Leader: Rocco Oliveto (UNIMOL); Other collaborator(s): UNIMOL
This task will establish an appropriate e-health platform and design an advanced decision support system to support the medical staff in the identification of abnormalities in older adults and to craft an admissions risk index after the hospitalization for heart and respiratory failure. The abnormalities will focus on the cardiovascular and the respiratory systems, and functional and cognitive impairment. Explainable machine learning techniques will be used for data analysis. This will alert the medical staff on specific anomaly and will highlight factors that led to its identification. Furthermore, based on the concept of continuous learning, the system will learn from operator’s feedback with the aim of improving its accuracy.

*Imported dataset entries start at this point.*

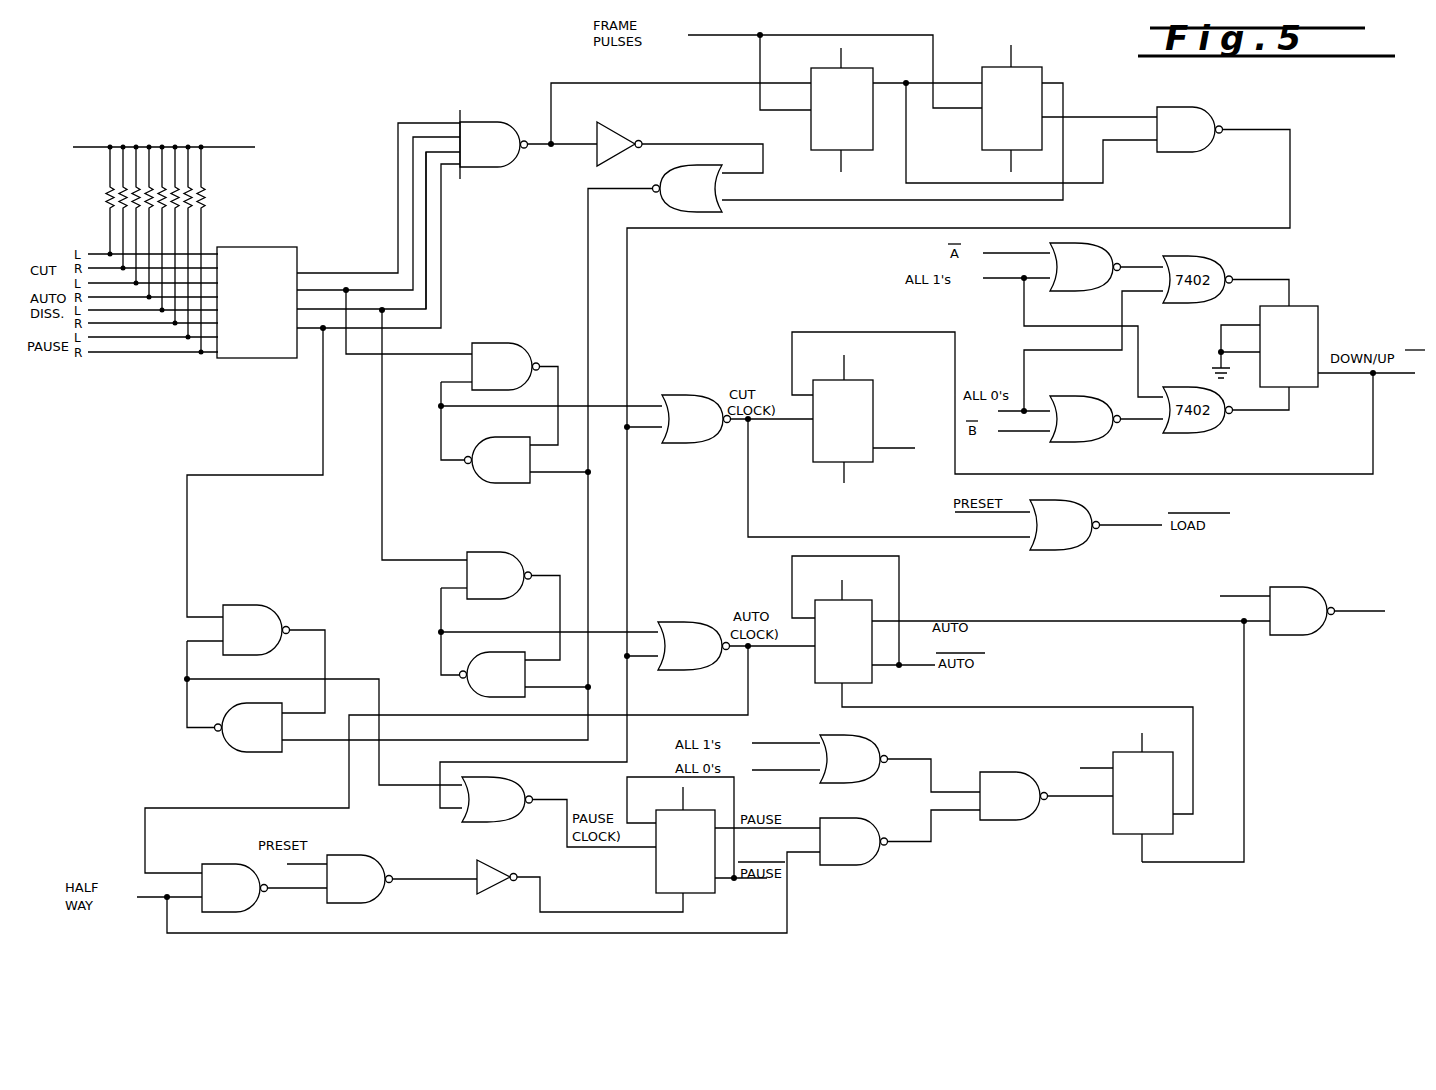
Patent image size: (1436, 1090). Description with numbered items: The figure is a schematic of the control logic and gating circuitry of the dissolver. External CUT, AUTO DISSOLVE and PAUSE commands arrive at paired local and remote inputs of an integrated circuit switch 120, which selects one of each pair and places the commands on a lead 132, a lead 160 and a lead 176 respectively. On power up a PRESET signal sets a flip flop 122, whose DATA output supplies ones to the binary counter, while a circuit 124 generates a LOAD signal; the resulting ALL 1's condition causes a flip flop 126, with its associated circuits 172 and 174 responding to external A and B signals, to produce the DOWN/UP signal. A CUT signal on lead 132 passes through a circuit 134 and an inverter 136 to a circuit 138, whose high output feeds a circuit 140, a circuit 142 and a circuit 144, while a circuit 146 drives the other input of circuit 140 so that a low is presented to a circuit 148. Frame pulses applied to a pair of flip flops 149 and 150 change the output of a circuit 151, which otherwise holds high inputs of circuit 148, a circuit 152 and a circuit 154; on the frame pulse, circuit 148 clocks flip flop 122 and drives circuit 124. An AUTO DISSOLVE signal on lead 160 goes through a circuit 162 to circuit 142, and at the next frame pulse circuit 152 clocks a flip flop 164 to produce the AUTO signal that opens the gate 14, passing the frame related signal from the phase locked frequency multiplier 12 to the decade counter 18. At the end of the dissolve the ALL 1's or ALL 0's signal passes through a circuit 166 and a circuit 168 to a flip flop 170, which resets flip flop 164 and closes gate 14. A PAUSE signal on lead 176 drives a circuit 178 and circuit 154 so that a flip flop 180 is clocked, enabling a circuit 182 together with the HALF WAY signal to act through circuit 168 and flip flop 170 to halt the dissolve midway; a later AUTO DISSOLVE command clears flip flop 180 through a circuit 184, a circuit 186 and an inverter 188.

The phase locked frequency multiplier 12 is at (1215, 609).
The gate 14 is at (1297, 587).
The decade counter 18 is at (1350, 674).
The integrated circuit switch 120 is at (243, 358).
The flip flop 122 is at (866, 403).
The circuit 124 is at (1066, 506).
The flip flop 126 is at (1318, 320).
The lead 132 is at (359, 288).
The circuit 134 is at (493, 120).
The inverter 136 is at (608, 124).
The circuit 138 is at (678, 170).
The circuit 140 is at (497, 478).
The circuit 142 is at (472, 690).
The circuit 144 is at (238, 752).
The circuit 146 is at (517, 340).
The circuit 148 is at (684, 397).
The flip flop 149 is at (811, 131).
The flip flop 150 is at (982, 137).
The circuit 151 is at (1190, 98).
The circuit 152 is at (675, 624).
The circuit 154 is at (493, 820).
The lead 160 is at (426, 288).
The circuit 162 is at (505, 543).
The flip flop 164 is at (811, 672).
The circuit 166 is at (858, 745).
The circuit 168 is at (1003, 772).
The flip flop 170 is at (1113, 832).
The circuit 172 is at (1098, 252).
The circuit 174 is at (1097, 438).
The lead 176 is at (440, 314).
The circuit 178 is at (255, 604).
The flip flop 180 is at (656, 878).
The circuit 182 is at (858, 860).
The circuit 184 is at (218, 863).
The circuit 186 is at (371, 856).
The inverter 188 is at (474, 862).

Brief description of the activities and of the intermediate results
Following tight collaboration between the multidisciplinary team and the task#2 leader's team, the e-health patients management platform is currently underway at the last stage of realization and is expected to be ready for monitoring devices coupling and testing by july.
As anticipated in previous report, the e-health patients management platform is ready for coupling with monitoring devices.
The e-health based patients and aregiver management platform has almost been completed and coupled with the available wearable monitoring devices. Although not completed, the platform's core functions have been showed in the meeting held in Termoli (CB) on the 12 of september.